Let it roll

Let it roll

Tuesday, February 18, 2014

The Second-coming of Snow: A Blog Resurrection, Part 1 (The Story of a Deeply Complex Departure)

Last year, I launched my first campaign and became self-inaugrated into the amalgam of amateur dungeon masters. "Hi, my name is Snow. I am a Dungeon Master. I do dungeon mastering.” I could go into what that all meant, with anyone who cared to ask; and my-my, what an earful they might get about what I think I do -- creation, manage, co-exist, structure; oh, and have fun with friends around collections of food/ leftovers. Yet, I decided to do something I’ve longed to do for some years: start a blog. I transferred the energy I had with running a campaign into a complimentary project. So, with that said, would anyone like to guess where my blog went once the campaign started to fizzle? 


The correlation, whether I realized it during the writing freeze or afterward, is a stark one. I didn’t, by the game’s end, feel like an accomplished DM. My flow of topics for the blog, my willingness to write, vanished. Recently, I’ve been granted True Seeing, and I’ve noticed some hidden pathways in my adventure as a blogger. I start this two-part resurrection with an epiphany. If no one else reads, if no one else plays, you’re still a blogger, and you’re still a dungeon master.


Now, I know what some of your are thinking: Umm, without a group, no, you’re actually not a dungeon master. At to that argument, I offer this refutation and a modification to an old movie saying. "If you build it", you are an architect; regardless if "they will come". Towards the end of my final campaign days, I solicited feedback from my players about what they thought about me as a DM, what they thought about the game, and asked them to share some advice for me going forward. Some replied. Some flat-out ignored it. While I would be lying if I said this didn’t shut me down, I would also be remised if I didn’t acknowledge that the silence left room for some much needed introspection. To get my act together as a DM, I needed to have one night of simply doing what I felt was natural. Rather than end the campaign I had been running for 5 months, I created a one shot for the group; but set it up as if the game could continue. In just that game, I validated for myself two points which I knew were true all along: failure with a group happens, and trying too hard as a DM is a fallacy. 


I’ll relate this to my profession. In a teachers’ meeting, a faculty member talks about how students just aren’t engaged with learning, how they have an unhealthy relationship with the education. Straight up, they’re lazy. We’ve been saying this for decades, and we find news ways to say it, new scapegoats to point fingers at; and yet, we never own up to the reality that we may just not be effective at what we do. In the future, I hope I am not a DM who claims to know what I’m doing based on the fact that I’ve been doing it for years. I’ve read so many posts online from DM’s who refuse to shake up their system or cater to their audience. To each their own. May I never abide by the rules of ritual. 
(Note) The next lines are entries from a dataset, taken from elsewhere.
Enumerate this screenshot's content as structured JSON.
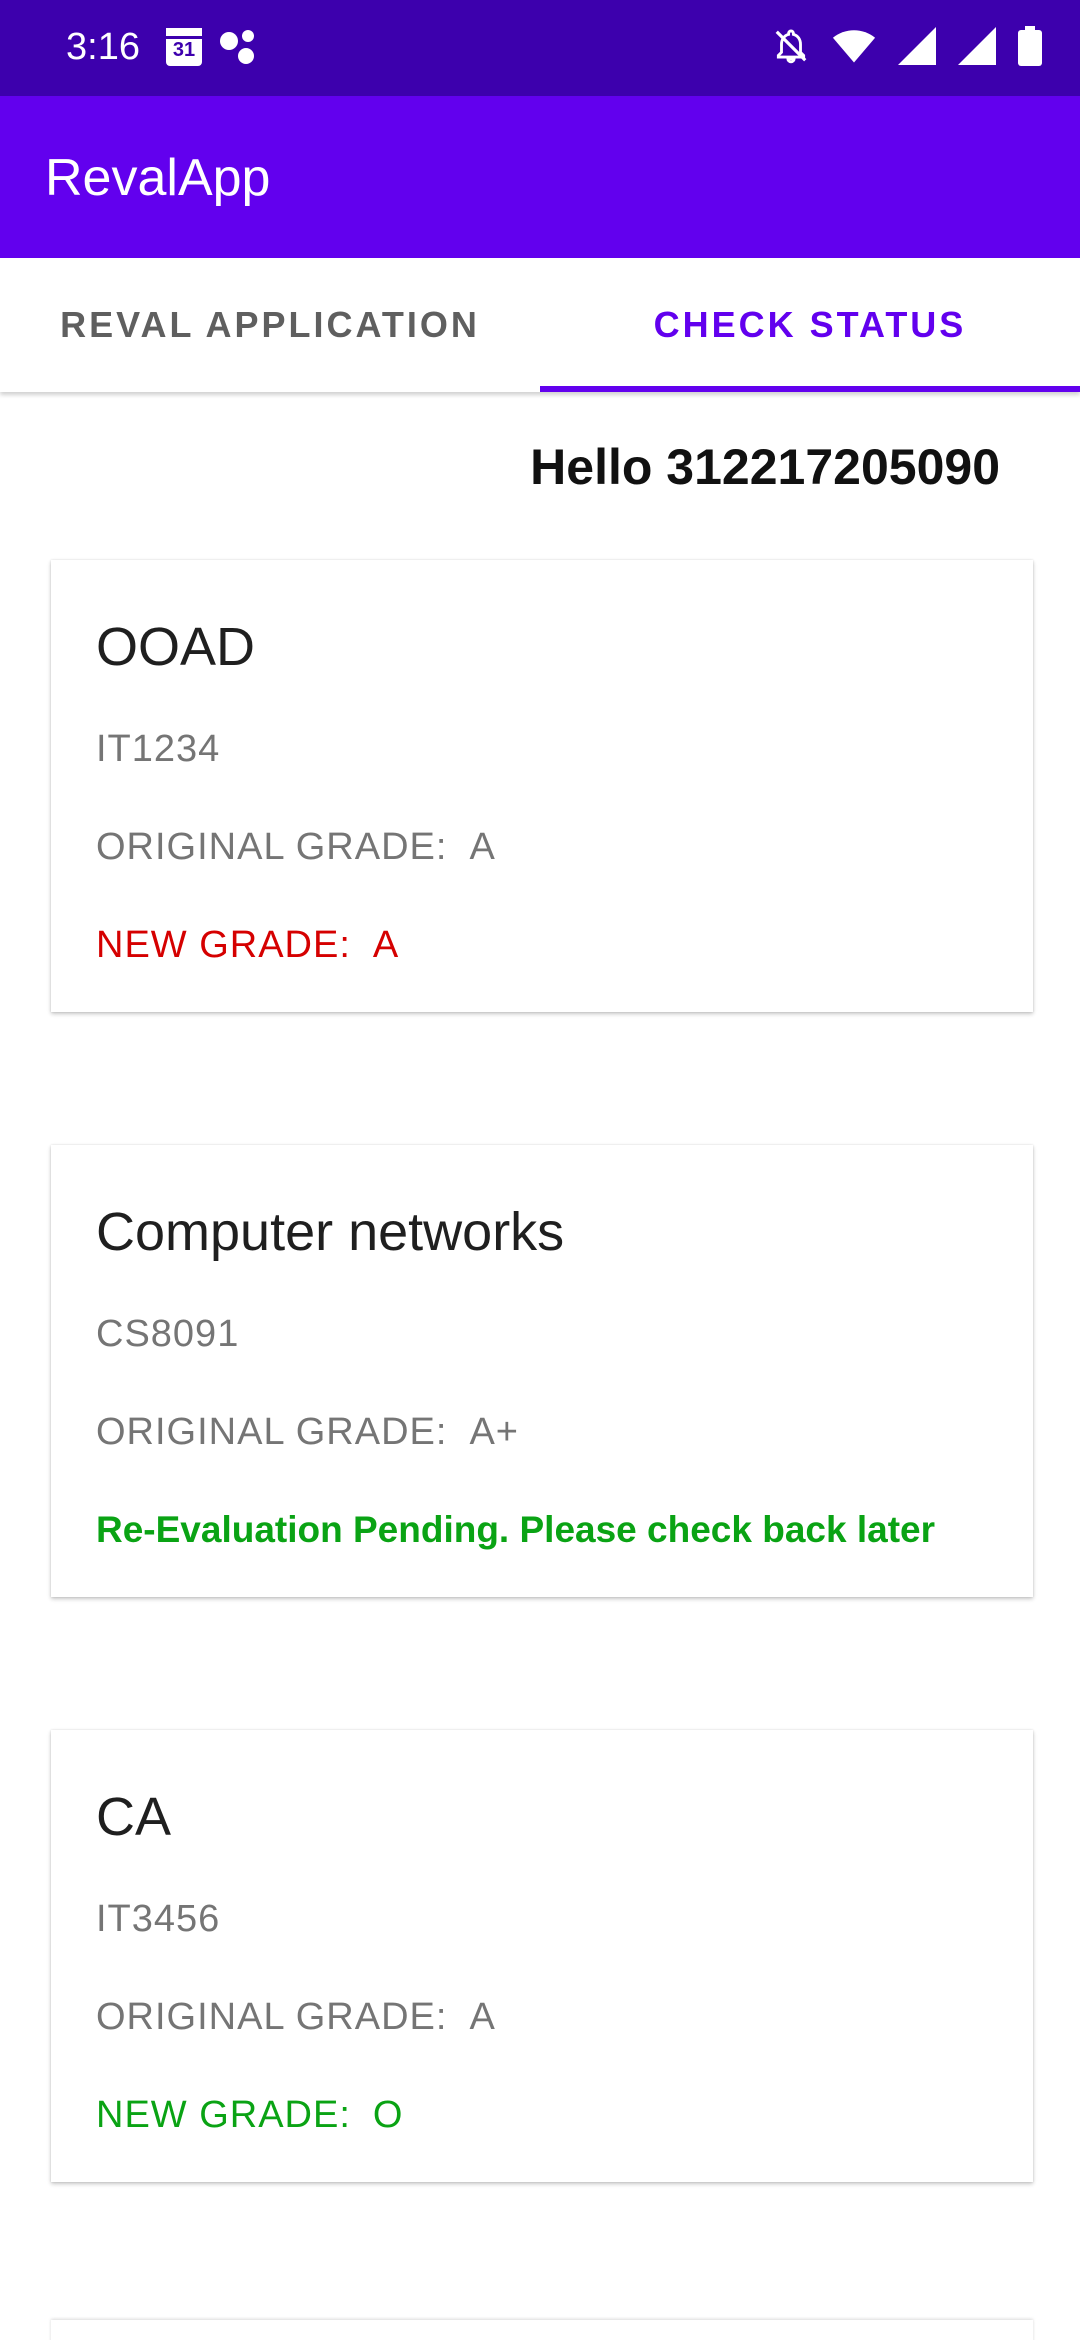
{
  "status_bar": {
    "time": "3:16",
    "calendar_day": "31",
    "icons": [
      "calendar-icon",
      "assistant-icon",
      "mute-icon",
      "wifi-icon",
      "signal-icon",
      "signal-icon",
      "battery-icon"
    ]
  },
  "app_bar": {
    "title": "RevalApp"
  },
  "tabs": [
    {
      "label": "REVAL APPLICATION",
      "selected": false
    },
    {
      "label": "CHECK STATUS",
      "selected": true
    }
  ],
  "greeting": "Hello 312217205090",
  "courses": [
    {
      "name": "OOAD",
      "code": "IT1234",
      "original_label": "ORIGINAL GRADE:",
      "original_grade": "A",
      "result_label": "NEW GRADE:",
      "result_value": "A",
      "result_color": "#d50000"
    },
    {
      "name": "Computer networks",
      "code": "CS8091",
      "original_label": "ORIGINAL GRADE:",
      "original_grade": "A+",
      "result_label": "Re-Evaluation Pending. Please check back later",
      "result_value": "",
      "result_color": "#0aa314"
    },
    {
      "name": "CA",
      "code": "IT3456",
      "original_label": "ORIGINAL GRADE:",
      "original_grade": "A",
      "result_label": "NEW GRADE:",
      "result_value": "O",
      "result_color": "#0aa314"
    }
  ],
  "colors": {
    "status_bar": "#3d00ad",
    "primary": "#6200ee",
    "red": "#d50000",
    "green": "#0aa314"
  }
}
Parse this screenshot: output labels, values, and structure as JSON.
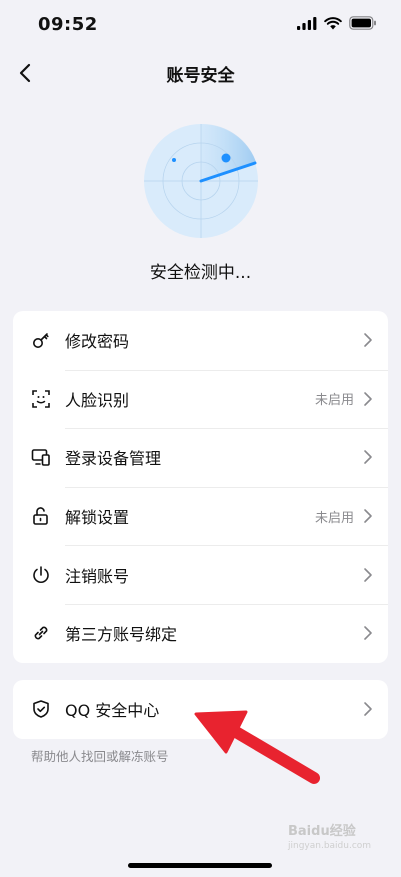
{
  "status_bar": {
    "time": "09:52"
  },
  "nav": {
    "title": "账号安全"
  },
  "scan": {
    "status_text": "安全检测中..."
  },
  "settings": [
    {
      "label": "修改密码",
      "icon": "key-icon",
      "status": ""
    },
    {
      "label": "人脸识别",
      "icon": "face-scan-icon",
      "status": "未启用"
    },
    {
      "label": "登录设备管理",
      "icon": "devices-icon",
      "status": ""
    },
    {
      "label": "解锁设置",
      "icon": "unlock-icon",
      "status": "未启用"
    },
    {
      "label": "注销账号",
      "icon": "power-icon",
      "status": ""
    },
    {
      "label": "第三方账号绑定",
      "icon": "link-icon",
      "status": ""
    }
  ],
  "qq_center": {
    "label": "QQ 安全中心",
    "icon": "shield-icon",
    "hint": "帮助他人找回或解冻账号"
  },
  "annotation": {
    "arrow_color": "#e8232f"
  },
  "watermark": {
    "text": "Baidu经验",
    "sub": "jingyan.baidu.com"
  },
  "colors": {
    "radar_fill": "#d9ebfb",
    "radar_accent": "#1e90ff",
    "background": "#f2f2f7"
  }
}
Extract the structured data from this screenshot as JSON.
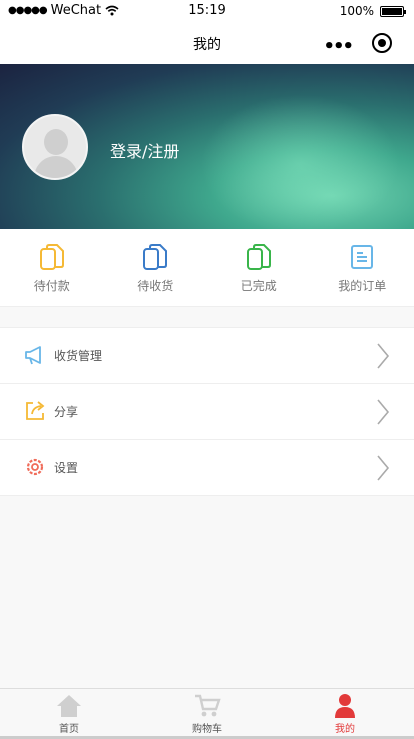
{
  "status_bar": {
    "carrier": "WeChat",
    "time": "15:19",
    "battery": "100%"
  },
  "nav": {
    "title": "我的"
  },
  "profile": {
    "login_label": "登录/注册"
  },
  "orders": [
    {
      "label": "待付款",
      "icon": "pending-payment-icon",
      "color": "#f5b935"
    },
    {
      "label": "待收货",
      "icon": "pending-receipt-icon",
      "color": "#3a7bc8"
    },
    {
      "label": "已完成",
      "icon": "completed-icon",
      "color": "#39b54a"
    },
    {
      "label": "我的订单",
      "icon": "my-orders-icon",
      "color": "#68b6e8"
    }
  ],
  "menu": [
    {
      "label": "收货管理",
      "icon": "megaphone-icon",
      "color": "#68b6e8"
    },
    {
      "label": "分享",
      "icon": "share-icon",
      "color": "#f5b935"
    },
    {
      "label": "设置",
      "icon": "settings-icon",
      "color": "#f06c5a"
    }
  ],
  "tabs": [
    {
      "label": "首页",
      "icon": "home-icon",
      "active": false
    },
    {
      "label": "购物车",
      "icon": "cart-icon",
      "active": false
    },
    {
      "label": "我的",
      "icon": "profile-icon",
      "active": true
    }
  ],
  "colors": {
    "accent": "#e23a3a",
    "tab_inactive": "#cfcfcf"
  }
}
To end this rant, I leave this advice for DM’s, especially new DM’s out there: Try less, Fail to allow failure to continue, and Shake it up. Yay, now I have officially completed my prestige class as Motivational Hippie.

1 comment:

  1. DM Snow, you are ahead of the game. You have survived your first game. A lot of gamers who try to put on the DM's hat for the first time and "fail" never want to do it again. I don't believe in the word fail when it comes to gaming/DMing. Everything is about learning and having fun. Everyone who sticks with it will always have bumps in the road, eventually you learn how to swerve out of the way and miss them. It is a mix of reading your players, and giving them what they want so they are happy and wearing the conductor hat, so you can lead them where you need them to be so you can tell your story. Keep up the gaming and the blog, and don't fall into any of those Jersey pot holes.